Carey died at his house in Great Warner Street, Clerkenwell, on Oct. 4, 1743. It has been generally said that 'he put a period to a life which had been led without reproach, at the advanced age of eighty, by suicide,' and the impulse to the act has been variously assigned to pecuniary embarrassment, domestic unhappiness, and the malevolence of some of his fellow professors. But the manner of his death seems doubtful. In the Daily Post of Oct. 5, 1743, we read 'Yesterday morning Mr. H. Carey, well known to the musical world for his droll compositions, got out of bed from his wife in perfect health and was soon after found dead. He has left six children behind him.' An advertisement in the same newspaper on Nov. 17, 43, announces a performance on that evening at Covent Garden Theatre 'For the Benefit of the Widow and Four small Children of the late Mr. Henry Carey,' in which the widow describes herself as 'left entirely destitute of any provision.' His age at the time of his death was probably much overstated.
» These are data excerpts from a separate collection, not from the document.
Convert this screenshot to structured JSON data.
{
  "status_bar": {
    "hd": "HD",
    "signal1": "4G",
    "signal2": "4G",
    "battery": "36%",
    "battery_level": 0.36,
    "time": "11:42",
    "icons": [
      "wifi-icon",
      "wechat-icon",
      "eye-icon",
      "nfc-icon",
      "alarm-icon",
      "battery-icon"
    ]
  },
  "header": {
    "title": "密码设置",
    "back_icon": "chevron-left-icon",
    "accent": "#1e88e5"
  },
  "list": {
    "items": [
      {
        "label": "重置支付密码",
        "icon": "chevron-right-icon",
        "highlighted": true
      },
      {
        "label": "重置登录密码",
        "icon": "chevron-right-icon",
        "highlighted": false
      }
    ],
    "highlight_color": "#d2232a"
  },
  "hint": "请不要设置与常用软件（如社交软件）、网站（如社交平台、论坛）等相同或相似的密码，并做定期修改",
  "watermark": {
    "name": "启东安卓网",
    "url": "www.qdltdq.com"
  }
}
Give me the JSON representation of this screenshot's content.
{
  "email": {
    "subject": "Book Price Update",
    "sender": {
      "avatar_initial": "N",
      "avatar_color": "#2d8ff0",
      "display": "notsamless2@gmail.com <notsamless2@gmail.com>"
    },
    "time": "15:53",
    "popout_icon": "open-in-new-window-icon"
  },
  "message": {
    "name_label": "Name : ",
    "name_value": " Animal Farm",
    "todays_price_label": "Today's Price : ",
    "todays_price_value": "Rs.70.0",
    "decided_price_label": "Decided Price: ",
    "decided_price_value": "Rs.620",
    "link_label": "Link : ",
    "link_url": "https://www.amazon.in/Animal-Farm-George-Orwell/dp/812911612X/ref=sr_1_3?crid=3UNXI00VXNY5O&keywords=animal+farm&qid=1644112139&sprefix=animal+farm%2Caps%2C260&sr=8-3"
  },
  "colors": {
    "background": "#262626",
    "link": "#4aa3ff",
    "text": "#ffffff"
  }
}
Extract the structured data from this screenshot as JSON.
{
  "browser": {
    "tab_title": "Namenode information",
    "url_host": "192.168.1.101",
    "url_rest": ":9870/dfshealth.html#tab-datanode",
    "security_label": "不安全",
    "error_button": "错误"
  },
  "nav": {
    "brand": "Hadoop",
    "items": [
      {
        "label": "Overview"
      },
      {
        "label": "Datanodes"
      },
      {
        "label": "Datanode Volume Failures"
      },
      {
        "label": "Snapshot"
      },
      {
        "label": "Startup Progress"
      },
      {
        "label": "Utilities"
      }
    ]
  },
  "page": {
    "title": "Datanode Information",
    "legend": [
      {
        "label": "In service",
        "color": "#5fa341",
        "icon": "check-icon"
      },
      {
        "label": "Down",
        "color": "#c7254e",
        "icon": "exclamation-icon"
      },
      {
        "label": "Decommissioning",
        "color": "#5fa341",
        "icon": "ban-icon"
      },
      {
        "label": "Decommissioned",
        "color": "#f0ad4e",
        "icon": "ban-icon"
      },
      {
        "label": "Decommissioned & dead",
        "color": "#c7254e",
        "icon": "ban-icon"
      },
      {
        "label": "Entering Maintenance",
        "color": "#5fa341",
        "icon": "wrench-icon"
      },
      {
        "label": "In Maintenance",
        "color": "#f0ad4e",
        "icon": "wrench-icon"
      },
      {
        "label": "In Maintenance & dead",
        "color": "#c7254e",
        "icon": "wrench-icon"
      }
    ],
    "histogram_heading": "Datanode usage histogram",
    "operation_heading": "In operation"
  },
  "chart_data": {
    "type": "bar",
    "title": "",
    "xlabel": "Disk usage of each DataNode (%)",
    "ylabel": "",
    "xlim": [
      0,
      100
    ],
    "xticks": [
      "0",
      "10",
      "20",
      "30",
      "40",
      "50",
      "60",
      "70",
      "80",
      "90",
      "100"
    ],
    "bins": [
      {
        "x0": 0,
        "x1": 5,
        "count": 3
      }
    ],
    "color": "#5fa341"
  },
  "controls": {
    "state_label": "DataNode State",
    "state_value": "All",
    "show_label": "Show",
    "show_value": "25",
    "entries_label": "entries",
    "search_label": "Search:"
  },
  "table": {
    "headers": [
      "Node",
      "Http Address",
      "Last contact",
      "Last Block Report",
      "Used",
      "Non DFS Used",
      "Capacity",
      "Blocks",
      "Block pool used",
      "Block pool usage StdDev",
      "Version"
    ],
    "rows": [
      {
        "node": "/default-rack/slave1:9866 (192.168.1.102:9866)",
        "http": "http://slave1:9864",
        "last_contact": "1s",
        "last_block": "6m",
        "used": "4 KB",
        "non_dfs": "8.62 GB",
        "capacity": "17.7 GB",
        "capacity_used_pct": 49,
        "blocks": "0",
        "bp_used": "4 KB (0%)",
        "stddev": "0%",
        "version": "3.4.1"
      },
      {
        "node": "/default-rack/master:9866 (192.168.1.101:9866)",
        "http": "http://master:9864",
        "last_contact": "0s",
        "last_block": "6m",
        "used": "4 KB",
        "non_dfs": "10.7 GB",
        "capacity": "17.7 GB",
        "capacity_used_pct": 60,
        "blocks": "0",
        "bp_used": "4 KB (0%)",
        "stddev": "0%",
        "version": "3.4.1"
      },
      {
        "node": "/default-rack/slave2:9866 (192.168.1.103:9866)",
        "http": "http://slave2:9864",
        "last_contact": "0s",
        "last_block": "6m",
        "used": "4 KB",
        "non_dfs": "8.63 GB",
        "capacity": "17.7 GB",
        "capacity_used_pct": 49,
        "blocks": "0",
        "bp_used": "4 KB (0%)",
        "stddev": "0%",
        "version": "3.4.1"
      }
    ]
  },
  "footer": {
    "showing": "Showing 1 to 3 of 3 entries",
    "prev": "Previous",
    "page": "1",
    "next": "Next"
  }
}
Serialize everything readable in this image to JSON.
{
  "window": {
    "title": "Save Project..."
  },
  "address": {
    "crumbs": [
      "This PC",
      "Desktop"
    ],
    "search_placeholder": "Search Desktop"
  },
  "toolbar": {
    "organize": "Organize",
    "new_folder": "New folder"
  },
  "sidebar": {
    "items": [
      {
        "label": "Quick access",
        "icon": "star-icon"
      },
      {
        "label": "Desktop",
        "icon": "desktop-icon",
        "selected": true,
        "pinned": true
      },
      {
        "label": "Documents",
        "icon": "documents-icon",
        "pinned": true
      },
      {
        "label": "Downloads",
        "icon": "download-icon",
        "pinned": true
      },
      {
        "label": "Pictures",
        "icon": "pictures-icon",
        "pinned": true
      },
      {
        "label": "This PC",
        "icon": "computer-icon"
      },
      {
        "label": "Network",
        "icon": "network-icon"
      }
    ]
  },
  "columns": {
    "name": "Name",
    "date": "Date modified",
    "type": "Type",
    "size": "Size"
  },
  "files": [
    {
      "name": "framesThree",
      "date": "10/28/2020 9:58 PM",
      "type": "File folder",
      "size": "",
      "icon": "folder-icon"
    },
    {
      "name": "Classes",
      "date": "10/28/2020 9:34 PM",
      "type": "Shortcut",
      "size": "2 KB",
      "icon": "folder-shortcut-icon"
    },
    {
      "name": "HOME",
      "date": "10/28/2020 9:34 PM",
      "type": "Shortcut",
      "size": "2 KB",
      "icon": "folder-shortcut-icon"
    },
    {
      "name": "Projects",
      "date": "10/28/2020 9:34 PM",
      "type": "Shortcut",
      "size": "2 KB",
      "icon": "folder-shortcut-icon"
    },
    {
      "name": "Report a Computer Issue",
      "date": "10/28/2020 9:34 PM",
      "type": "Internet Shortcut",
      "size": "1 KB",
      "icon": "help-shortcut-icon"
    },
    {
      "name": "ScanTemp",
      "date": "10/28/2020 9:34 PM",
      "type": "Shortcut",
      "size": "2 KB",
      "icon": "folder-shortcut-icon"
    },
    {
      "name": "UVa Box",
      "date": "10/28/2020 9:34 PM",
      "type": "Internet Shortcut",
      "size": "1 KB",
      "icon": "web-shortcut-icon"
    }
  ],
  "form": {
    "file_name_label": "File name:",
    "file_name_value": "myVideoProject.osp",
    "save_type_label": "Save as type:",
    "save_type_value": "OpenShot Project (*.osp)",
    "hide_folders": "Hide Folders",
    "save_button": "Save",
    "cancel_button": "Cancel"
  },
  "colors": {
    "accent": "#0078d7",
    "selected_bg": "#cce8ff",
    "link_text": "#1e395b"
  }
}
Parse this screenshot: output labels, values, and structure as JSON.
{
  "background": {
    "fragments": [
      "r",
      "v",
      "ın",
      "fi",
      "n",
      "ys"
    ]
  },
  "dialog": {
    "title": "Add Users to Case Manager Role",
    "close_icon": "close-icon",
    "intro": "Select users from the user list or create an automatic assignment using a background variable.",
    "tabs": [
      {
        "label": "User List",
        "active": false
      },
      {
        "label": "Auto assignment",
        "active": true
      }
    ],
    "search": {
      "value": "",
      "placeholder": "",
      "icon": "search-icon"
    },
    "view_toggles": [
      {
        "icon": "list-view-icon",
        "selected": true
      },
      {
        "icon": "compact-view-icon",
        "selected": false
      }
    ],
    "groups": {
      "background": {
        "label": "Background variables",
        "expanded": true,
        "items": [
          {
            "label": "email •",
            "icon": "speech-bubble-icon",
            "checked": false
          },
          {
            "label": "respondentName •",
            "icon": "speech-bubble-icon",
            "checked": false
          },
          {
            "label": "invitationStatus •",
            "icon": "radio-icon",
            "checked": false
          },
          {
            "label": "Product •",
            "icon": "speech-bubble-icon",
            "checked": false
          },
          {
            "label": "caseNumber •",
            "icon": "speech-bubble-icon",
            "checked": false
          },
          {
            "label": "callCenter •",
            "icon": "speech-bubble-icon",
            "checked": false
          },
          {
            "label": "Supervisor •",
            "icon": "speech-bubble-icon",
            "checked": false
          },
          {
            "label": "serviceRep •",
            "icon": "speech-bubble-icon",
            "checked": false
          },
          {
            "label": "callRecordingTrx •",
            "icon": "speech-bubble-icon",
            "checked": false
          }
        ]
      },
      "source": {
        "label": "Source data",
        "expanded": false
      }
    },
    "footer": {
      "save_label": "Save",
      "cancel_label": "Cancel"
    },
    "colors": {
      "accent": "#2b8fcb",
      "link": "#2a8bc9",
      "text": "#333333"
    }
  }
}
Sir John Hawkins thus estimates Carey's abilities:—'As a musician Carey seems to have been one of the first of the lowest rank; and as a poet the last of that class of which D'Urfey was the first, with this difference, that in all the songs and poems written by him on wine, love and such kind of subjects, he seems to have manifested an inviolable regard for decency and good manners.'

Carey's posthumous son, George Savile Carey [App. p.575 "1743–1807 (Dict. of Nat. Biog.)"], inherited much of his father's talent. He became an actor, but not succeeding he contrived by giving entertainments of singing, recitation, and imitations, to earn a precarious living for about forty years. In the latter part of his life he claimed for his father the composition of 'God save the King,' and the claim occupied much attention for some time. Indeed it is still as hotly debated as ever, and will probably never be satisfactorily decided. G. S. Carey's daughter, Anne, was the mother of Edmund Kean, the tragedian.